The effectiveness of these treatments varies among individuals and should be discussed with a healthcare professional.
How is it managed?

Menopause-related menstrual and weight changes can be managed and prevented through lifestyle modifications and behavioral changes.
Mind-body exercises like yoga and Tai Chi and mindfulness practices like meditation and deep breathing can help reduce stress, which can exacerbate symptoms, and help reduce the intensity of symptoms. Embracing bodily changes that come with menopause can support a positive mindset and outlook.
Behavioral changes include wearing a correctly fitted and comfortable bra to help reduce breast discomfort and pain. Also, for breasts, refraining from squeezing any raised glands or using harsh soaps on the nipples can be effective. Applying heat as a heating pad, warm compress or taking a warm bath can help relieve the pain from menstrual cramps. Massaging areas with stretch marks helps boost circulation. Donating blood, assuming you have adequate hemoglobin and vitamin B12 (cobalamin), can help to remove excess ferritin for iron toxicity.

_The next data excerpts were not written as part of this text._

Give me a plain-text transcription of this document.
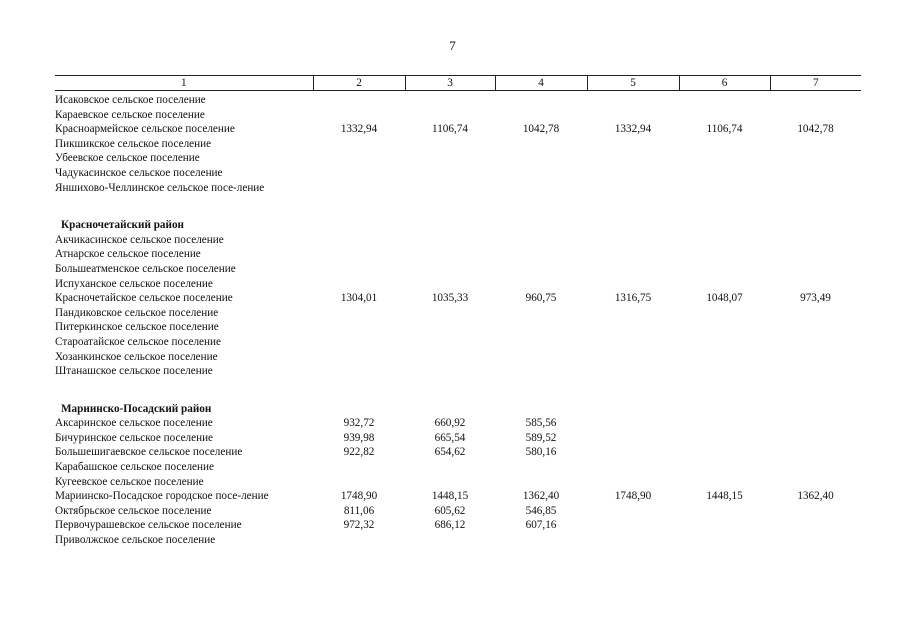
7
1	2	3	4	5	6	7
Исаковское сельское поселение						
Караевское сельское поселение						
Красноармейское сельское поселение	1332,94	1106,74	1042,78	1332,94	1106,74	1042,78
Пикшикское сельское поселение						
Убеевское сельское поселение						
Чадукасинское сельское поселение						
Яншихово-Челлинское сельское посе-ление						
Красночетайский район						
Акчикасинское сельское поселение						
Атнарское сельское поселение						
Большеатменское сельское поселение						
Испуханское сельское поселение						
Красночетайское сельское поселение	1304,01	1035,33	960,75	1316,75	1048,07	973,49
Пандиковское сельское поселение						
Питеркинское сельское поселение						
Староатайское сельское поселение						
Хозанкинское сельское поселение						
Штанашское сельское поселение						
Мариинско-Посадский район						
Аксаринское сельское поселение	932,72	660,92	585,56			
Бичуринское сельское поселение	939,98	665,54	589,52			
Большешигаевское сельское поселение	922,82	654,62	580,16			
Карабашское сельское поселение						
Кугеевское сельское поселение						
Мариинско-Посадское городское посе-ление	1748,90	1448,15	1362,40	1748,90	1448,15	1362,40
Октябрьское сельское поселение	811,06	605,62	546,85			
Первочурашевское сельское поселение	972,32	686,12	607,16			
Приволжское сельское поселение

Consuming a diet with nutrient-dense foods that contain iron, particularly heme iron found in fish, shellfish, pork, poultry, and red meat, including organ meat like liver, and vitamin C to enhance the absorption of iron can help manage ferropenic and menstrual symptoms. A diet that supports weight loss includes minimal sugar, refined carbohydrates, processed and genetically-modified organism (GMO) foods, refined vegetable oils, alcohol, and caffeine. Additionally, kelp seaweed, cod fish, oysters, yogurt, eggs, and beef liver are all rich in iodine. Unrefined salts such as Himalayan, Celtic, and Kosher are beneficial, as they contain more trace minerals than table salt. Staying hydrated with purified water can help suppress appetite, boost metabolism, and remove waste from the body.

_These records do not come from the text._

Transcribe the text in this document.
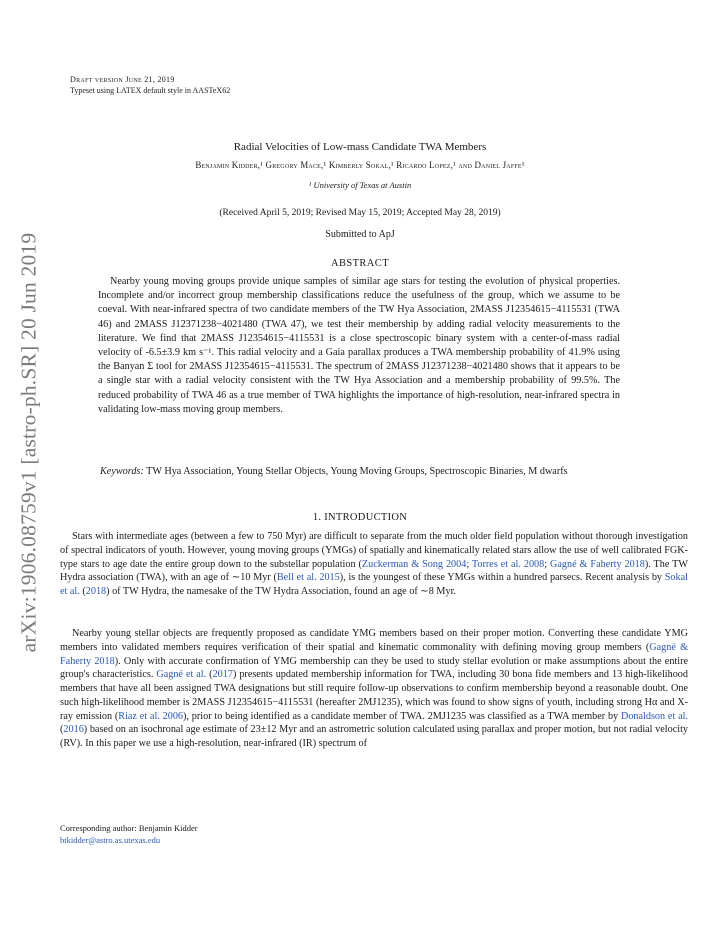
arXiv:1906.08759v1 [astro-ph.SR] 20 Jun 2019
Draft version June 21, 2019
Typeset using LATEX default style in AASTeX62
Radial Velocities of Low-mass Candidate TWA Members
Benjamin Kidder,¹ Gregory Mace,¹ Kimberly Sokal,¹ Ricardo Lopez,¹ and Daniel Jaffe¹
¹ University of Texas at Austin
(Received April 5, 2019; Revised May 15, 2019; Accepted May 28, 2019)
Submitted to ApJ
ABSTRACT

Nearby young moving groups provide unique samples of similar age stars for testing the evolution of physical properties. Incomplete and/or incorrect group membership classifications reduce the usefulness of the group, which we assume to be coeval. With near-infrared spectra of two candidate members of the TW Hya Association, 2MASS J12354615−4115531 (TWA 46) and 2MASS J12371238−4021480 (TWA 47), we test their membership by adding radial velocity measurements to the literature. We find that 2MASS J12354615−4115531 is a close spectroscopic binary system with a center-of-mass radial velocity of -6.5±3.9 km s⁻¹. This radial velocity and a Gaia parallax produces a TWA membership probability of 41.9% using the Banyan Σ tool for 2MASS J12354615−4115531. The spectrum of 2MASS J12371238−4021480 shows that it appears to be a single star with a radial velocity consistent with the TW Hya Association and a membership probability of 99.5%. The reduced probability of TWA 46 as a true member of TWA highlights the importance of high-resolution, near-infrared spectra in validating low-mass moving group members.

Keywords: TW Hya Association, Young Stellar Objects, Young Moving Groups, Spectroscopic Binaries, M dwarfs

1. INTRODUCTION

Stars with intermediate ages (between a few to 750 Myr) are difficult to separate from the much older field population without thorough investigation of spectral indicators of youth. However, young moving groups (YMGs) of spatially and kinematically related stars allow the use of well calibrated FGK-type stars to age date the entire group down to the substellar population (Zuckerman & Song 2004; Torres et al. 2008; Gagné & Faherty 2018). The TW Hydra association (TWA), with an age of ∼10 Myr (Bell et al. 2015), is the youngest of these YMGs within a hundred parsecs. Recent analysis by Sokal et al. (2018) of TW Hydra, the namesake of the TW Hydra Association, found an age of ∼8 Myr.

Nearby young stellar objects are frequently proposed as candidate YMG members based on their proper motion. Converting these candidate YMG members into validated members requires verification of their spatial and kinematic commonality with defining moving group members (Gagné & Faherty 2018). Only with accurate confirmation of YMG membership can they be used to study stellar evolution or make assumptions about the entire group's characteristics. Gagné et al. (2017) presents updated membership information for TWA, including 30 bona fide members and 13 high-likelihood members that have all been assigned TWA designations but still require follow-up observations to confirm membership beyond a reasonable doubt. One such high-likelihood member is 2MASS J12354615−4115531 (hereafter 2MJ1235), which was found to show signs of youth, including strong Hα and X-ray emission (Riaz et al. 2006), prior to being identified as a candidate member of TWA. 2MJ1235 was classified as a TWA member by Donaldson et al. (2016) based on an isochronal age estimate of 23±12 Myr and an astrometric solution calculated using parallax and proper motion, but not radial velocity (RV). In this paper we use a high-resolution, near-infrared (IR) spectrum of

Corresponding author: Benjamin Kidder
btkidder@astro.as.utexas.edu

Regular physical exercise, including cardiovascular and strength (or resistance) training, can help boost mood, manage weight, strengthen bones, and reduce risk of other diseases like cardiovascular disease. Exercise can also help reduce menstrual symptoms, keep the body toned, promote sleep, improve sleep quality, and reduce sleep disturbances. Being overweight can exacerbate menstrual symptoms and sleep disturbances and introduce sleep disorders.
Nonrestorative sleep creates a hormone imbalance in the body that can encourage overeating and weight gain. Hormones leptin and ghrelin that regulate appetite are changed when sleep is disrupted, resulting in increased feelings of hunger. Smoking can lower estrogen levels further, cause dehydration, and impact circulation, so reducing use is recommended.
Menstrual and weight changes during menopause are driven by hormonal fluctuations starting in the perimenopausal stage. These changes manifest as breast pain, breast size, and shape changes, irregular menstrual cycles, menstrual disorders, ferropenic, weight gain, bloating, and weight loss. The diagnostic process involves assessing a woman’s medical history and symptoms, supported by blood tests, physical examinations, and tests. Treatment options HRT, medications for menstrual symptoms like oral contraceptives and progesterone injections, surgical procedures, therapies, and dietary supplements like chasteberry, dong quai, and Ginkgo biloba. Symptoms can be managed through stress-reduction techniques, eating nutrient-dense foods rich in iron and protein, regular physical exercise, and activity, and deep restorative sleep. These approaches not only ease menopausal symptoms but also enhance overall well-being.